Cette présidentielle, où seul un candidat a osé se présenter face à
l’homme fort du plus peuplé des pays arabes, prend elle aussi la forme
d’un plébiscite en Egypte où les portraits de Sissi sont omniprésents.
L’unique rival de M. Sissi, le leader de gauche Hamdeen Sabbahi, déjà à
la peine pour rassembler un nombre conséquent de voix, apparaît comme un
faire-valoir au mieux résigné, au pire consentant, tandis que
l’opposition islamiste a été rayée de la carte politique et les figures
de la jeunesse emprisonnées ou poursuivies en justice.
Les pro-Morsi, qui manifestent régulièrement, sont réprimés dans le sang
—plus de 1.400 morts—, quelque 15.000 personnes ont été arrêtées et des
centaines déjà condamnées à mort au terme de procès expéditifs dénoncés
par la communauté internationale.
Les Frères musulmans de M. Morsi, qui avaient remporté toutes les
élections depuis la révolte de 2011 ayant mis fin à trois décennies de
pouvoir de Hosni Moubarak, ont été accusés des attentats qui se sont
multipliés en représailles à la répression et déclarés "terroristes".
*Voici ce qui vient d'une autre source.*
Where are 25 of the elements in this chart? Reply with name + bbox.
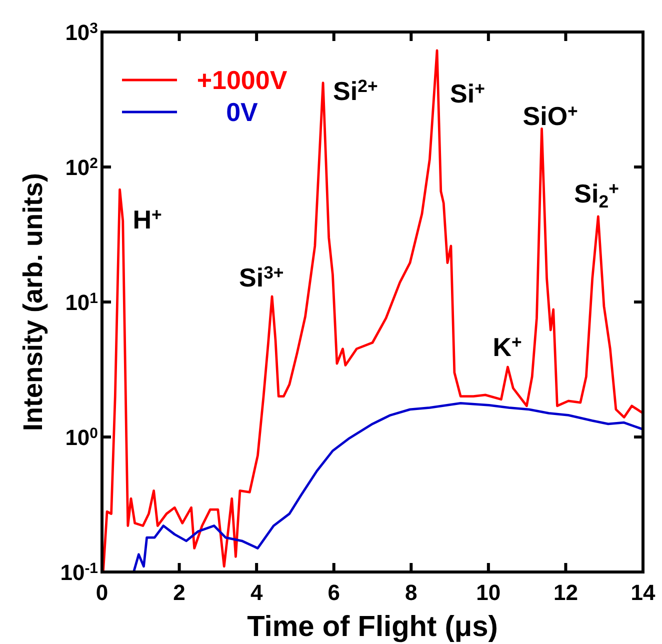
x-tick-label: 14 <box>630 580 656 605</box>
x-tick-label: 0 <box>96 580 108 605</box>
y-tick-label: 10$^{1}$ <box>65 290 98 315</box>
annotation: SiO$^{+}$ <box>522 100 578 131</box>
annotation: Si$^{2+}$ <box>333 76 378 106</box>
x-tick-label: 4 <box>250 580 264 605</box>
annotation: Si$^{+}$ <box>450 78 485 108</box>
legend-label: +1000V <box>196 65 288 95</box>
x-tick-label: 2 <box>173 580 186 605</box>
x-tick-label: 8 <box>405 580 418 605</box>
x-tick-label: 6 <box>328 580 340 605</box>
legend-label: 0V <box>226 97 259 127</box>
annotation: K$^{+}$ <box>492 332 522 362</box>
y-tick-label: 10$^{-1}$ <box>60 560 98 585</box>
y-axis-title: Intensity (arb. units) <box>18 172 48 432</box>
y-tick-label: 10$^{2}$ <box>65 155 98 180</box>
x-tick-label: 12 <box>553 580 578 605</box>
annotation: Si$^{3+}$ <box>239 262 284 292</box>
line-series <box>102 49 643 572</box>
annotation: H$^{+}$ <box>132 204 162 235</box>
line-series <box>132 402 643 572</box>
x-tick-label: 10 <box>476 580 501 605</box>
y-tick-label: 10$^{0}$ <box>65 425 98 450</box>
y-tick-label: 10$^{3}$ <box>65 20 98 45</box>
x-axis-title: Time of Flight (μs) <box>247 611 498 643</box>
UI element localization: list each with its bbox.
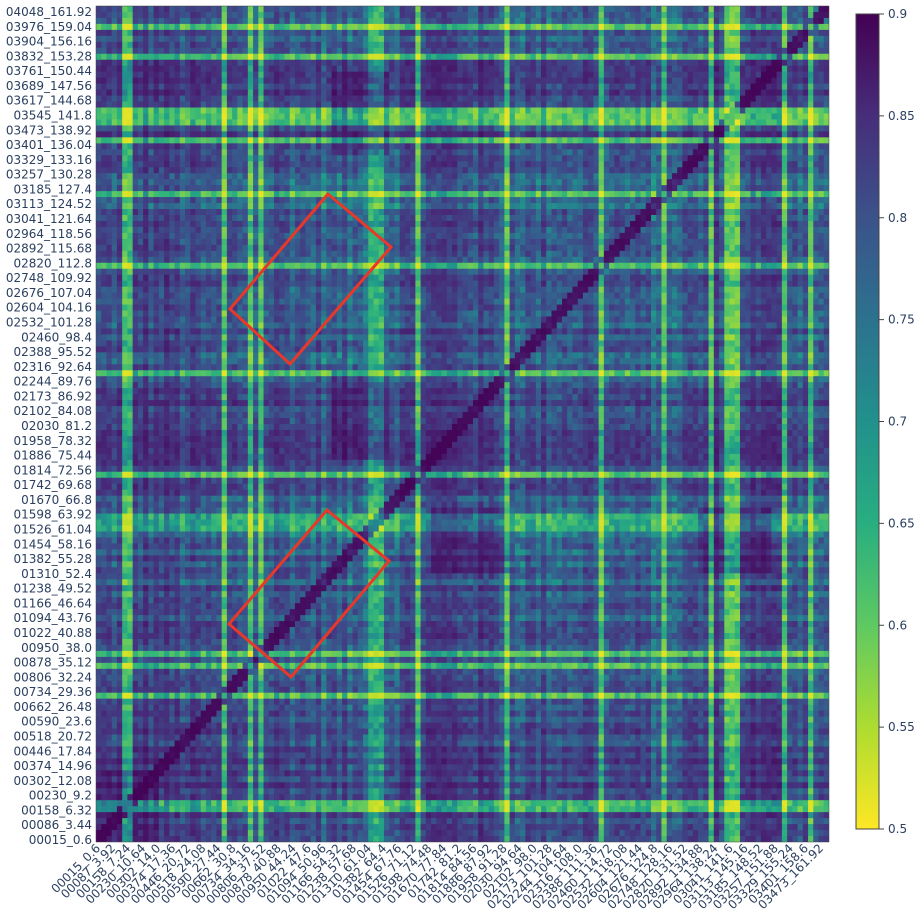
y-tick-label: 03329_133.16	[6, 153, 92, 167]
y-tick-label: 03904_156.16	[6, 35, 92, 49]
colorbar-tick-label: 0.9	[888, 7, 907, 21]
y-tick-label: 01166_46.64	[13, 596, 92, 610]
lower-box-annotation	[226, 507, 392, 680]
plot-area-frame	[95, 5, 830, 843]
y-tick-label: 00518_20.72	[13, 730, 92, 744]
y-tick-label: 04048_161.92	[6, 5, 92, 19]
y-tick-label: 00374_14.96	[13, 759, 92, 773]
y-tick-label: 02892_115.68	[6, 242, 92, 256]
y-tick-label: 02604_104.16	[6, 301, 92, 315]
y-tick-label: 01886_75.44	[13, 449, 92, 463]
y-tick-label: 03689_147.56	[6, 79, 92, 93]
y-tick-label: 02030_81.2	[21, 419, 92, 433]
y-tick-label: 00878_35.12	[13, 656, 92, 670]
y-tick-label: 03761_150.44	[6, 64, 92, 78]
x-axis-tick-labels: 00015_0.600087_3.9200158_7.2400230_10.64…	[48, 841, 826, 912]
y-tick-label: 03545_141.8	[13, 109, 92, 123]
y-tick-label: 02748_109.92	[6, 271, 92, 285]
y-tick-label: 02316_92.64	[13, 360, 92, 374]
upper-box-annotation	[227, 191, 394, 367]
y-tick-label: 00302_12.08	[13, 774, 92, 788]
heatmap-cells	[96, 6, 829, 842]
y-tick-label: 01094_43.76	[13, 611, 92, 625]
y-tick-label: 03185_127.4	[13, 182, 92, 196]
y-tick-label: 01742_69.68	[13, 478, 92, 492]
y-tick-label: 02173_86.92	[13, 389, 92, 403]
annotation-boxes	[226, 191, 394, 680]
y-tick-label: 02676_107.04	[6, 286, 92, 300]
colorbar-tick-labels: 0.9 0.85 0.8 0.75 0.7 0.65 0.6 0.55 0.5	[879, 7, 915, 836]
y-tick-label: 00662_26.48	[13, 700, 92, 714]
y-tick-label: 03976_159.04	[6, 20, 92, 34]
y-tick-label: 02820_112.8	[13, 256, 92, 270]
y-tick-label: 00230_9.2	[29, 789, 92, 803]
y-tick-label: 03401_136.04	[6, 138, 92, 152]
y-tick-label: 03257_130.28	[6, 168, 92, 182]
colorbar-tick-label: 0.55	[888, 720, 915, 734]
y-tick-label: 00734_29.36	[13, 685, 92, 699]
y-tick-label: 02388_95.52	[13, 345, 92, 359]
y-tick-label: 02460_98.4	[21, 330, 92, 344]
y-tick-label: 02244_89.76	[13, 375, 92, 389]
colorbar-tick-label: 0.65	[888, 516, 915, 530]
y-tick-label: 01238_49.52	[13, 582, 92, 596]
y-tick-label: 01526_61.04	[13, 523, 92, 537]
y-tick-label: 03473_138.92	[6, 123, 92, 137]
colorbar: 0.9 0.85 0.8 0.75 0.7 0.65 0.6 0.55 0.5	[855, 7, 915, 836]
y-tick-label: 01958_78.32	[13, 434, 92, 448]
y-tick-label: 01598_63.92	[13, 508, 92, 522]
colorbar-tick-label: 0.8	[888, 211, 907, 225]
y-tick-label: 02102_84.08	[13, 404, 92, 418]
y-tick-label: 02964_118.56	[6, 227, 92, 241]
colorbar-tick-label: 0.85	[888, 109, 915, 123]
y-tick-label: 02532_101.28	[6, 316, 92, 330]
y-tick-label: 00158_6.32	[21, 803, 92, 817]
y-tick-label: 03617_144.68	[6, 94, 92, 108]
y-tick-label: 01814_72.56	[13, 463, 92, 477]
y-tick-label: 03113_124.52	[6, 197, 92, 211]
y-tick-label: 01670_66.8	[21, 493, 92, 507]
y-tick-label: 01022_40.88	[13, 626, 92, 640]
colorbar-tick-label: 0.6	[888, 618, 907, 632]
y-tick-label: 00806_32.24	[13, 670, 92, 684]
y-tick-label: 00015_0.6	[29, 833, 92, 847]
y-tick-label: 03832_153.28	[6, 49, 92, 63]
colorbar-tick-label: 0.7	[888, 415, 907, 429]
y-tick-label: 01454_58.16	[13, 537, 92, 551]
y-axis-tick-labels: 00015_0.600086_3.4400158_6.3200230_9.200…	[6, 5, 92, 847]
y-tick-label: 00590_23.6	[21, 715, 92, 729]
y-tick-label: 01382_55.28	[13, 552, 92, 566]
y-tick-label: 00086_3.44	[21, 818, 92, 832]
y-tick-label: 03041_121.64	[6, 212, 92, 226]
y-tick-label: 01310_52.4	[21, 567, 92, 581]
y-tick-label: 00950_38.0	[21, 641, 92, 655]
colorbar-gradient	[856, 14, 879, 829]
colorbar-tick-label: 0.5	[888, 822, 907, 836]
colorbar-tick-label: 0.75	[888, 313, 915, 327]
y-tick-label: 00446_17.84	[13, 744, 92, 758]
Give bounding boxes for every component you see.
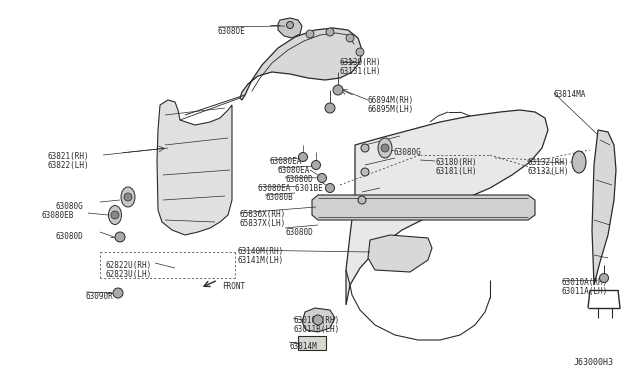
Circle shape — [325, 103, 335, 113]
Text: 66895M(LH): 66895M(LH) — [368, 105, 414, 114]
Polygon shape — [302, 308, 335, 332]
Bar — [298, 336, 326, 350]
Text: 63814M: 63814M — [289, 342, 317, 351]
Circle shape — [600, 273, 609, 282]
Circle shape — [298, 153, 307, 161]
Circle shape — [287, 22, 294, 29]
Polygon shape — [346, 110, 548, 305]
Text: 63080D: 63080D — [285, 175, 313, 184]
Text: 63140M(RH): 63140M(RH) — [238, 247, 284, 256]
Ellipse shape — [572, 151, 586, 173]
Text: 63080D: 63080D — [285, 228, 313, 237]
Text: 63080EA: 63080EA — [278, 166, 310, 175]
Text: 63080G: 63080G — [393, 148, 420, 157]
Text: 63011B(LH): 63011B(LH) — [293, 325, 339, 334]
Text: 62822U(RH): 62822U(RH) — [105, 261, 151, 270]
Text: 63130(RH): 63130(RH) — [340, 58, 381, 67]
Circle shape — [356, 48, 364, 56]
Text: 63080EB: 63080EB — [42, 211, 74, 220]
Circle shape — [381, 144, 389, 152]
Text: 63080B: 63080B — [265, 193, 292, 202]
Text: FRONT: FRONT — [222, 282, 245, 291]
Text: 63080EA 6301BE: 63080EA 6301BE — [258, 184, 323, 193]
Circle shape — [333, 85, 343, 95]
Text: 63181(LH): 63181(LH) — [435, 167, 477, 176]
Polygon shape — [368, 235, 432, 272]
Text: 66894M(RH): 66894M(RH) — [368, 96, 414, 105]
Text: 63131(LH): 63131(LH) — [340, 67, 381, 76]
Circle shape — [326, 183, 335, 192]
Text: 62823U(LH): 62823U(LH) — [105, 270, 151, 279]
Text: 63090R: 63090R — [86, 292, 114, 301]
Polygon shape — [278, 18, 302, 38]
Polygon shape — [157, 100, 232, 235]
Text: 63080EA: 63080EA — [270, 157, 302, 166]
Circle shape — [306, 30, 314, 38]
Circle shape — [115, 232, 125, 242]
Circle shape — [361, 168, 369, 176]
Text: 6308OE: 6308OE — [218, 27, 246, 36]
Circle shape — [124, 193, 132, 201]
Text: 63132(RH): 63132(RH) — [527, 158, 568, 167]
Polygon shape — [592, 130, 616, 285]
Polygon shape — [240, 28, 362, 100]
Polygon shape — [312, 195, 535, 220]
Circle shape — [317, 173, 326, 183]
Text: J63000H3: J63000H3 — [574, 358, 614, 367]
Text: 63011A(LH): 63011A(LH) — [562, 287, 608, 296]
Circle shape — [326, 28, 334, 36]
Text: 63814MA: 63814MA — [554, 90, 586, 99]
Circle shape — [313, 315, 323, 325]
Circle shape — [346, 34, 354, 42]
Text: 63180(RH): 63180(RH) — [435, 158, 477, 167]
Text: 63080D: 63080D — [55, 232, 83, 241]
Text: 63080G: 63080G — [55, 202, 83, 211]
Circle shape — [312, 160, 321, 170]
Text: 63010A(RH): 63010A(RH) — [562, 278, 608, 287]
Text: 65837X(LH): 65837X(LH) — [240, 219, 286, 228]
Text: 63822(LH): 63822(LH) — [47, 161, 88, 170]
Circle shape — [113, 288, 123, 298]
Text: 63821(RH): 63821(RH) — [47, 152, 88, 161]
Text: 63133(LH): 63133(LH) — [527, 167, 568, 176]
Circle shape — [358, 196, 366, 204]
Text: 65836X(RH): 65836X(RH) — [240, 210, 286, 219]
Ellipse shape — [109, 205, 122, 224]
Text: 63141M(LH): 63141M(LH) — [238, 256, 284, 265]
Circle shape — [111, 211, 119, 219]
Ellipse shape — [121, 187, 135, 207]
Ellipse shape — [378, 138, 392, 158]
Text: 63010B(RH): 63010B(RH) — [293, 316, 339, 325]
Circle shape — [361, 144, 369, 152]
Si les défenseurs des droits de l’Homme dénoncent un pouvoir déjà plus
autoritaire que sous Moubarak — également issu de l’armée comme tous les
présidents égyptiens à l’exception de M. Morsi— la majorité de la
population soutient cette politique sécuritaire implacable, à l’unisson
de médias qui chantent unanimement les louanges de l’armée et de son
ancien chef, l’homme à poigne qui ramènera la "stabilité".
Une stabilité, a déjà dit sans ambages M. Sissi, pour laquelle l’Egypte devra faire des compromis, notamment sur les libertés.
Et de tels arguments portent dans un pays balloté de crise en crise
depuis 2011 et le Printemps arabe, qui a fait fondre la moitié des
réserves en devises, fuir les touristes et grimper inflation et chômage,
notamment chez les jeunes qui constituent la majorité de la population.
Ce sont d’ailleurs eux les grands absents, une nouvelle fois, de ce
scrutin.
Kamal Mohamed Aziz, un électeur de 63 ans, a dit voter pour M. Sissi,
car "il faut une main de fer pour redresser la situation", estimant que
la sécurité était "la priorité numéro un". Saadia Abdel Moti, 65 ans, a
dit attendre de lui qu’il "combatte l’inflation, trouve du travail aux
jeunes et s’occupe de la santé".
Les résultats doivent être annoncés avant le 5 juin, et des législatives devraient suivre, probablement vers l’automne.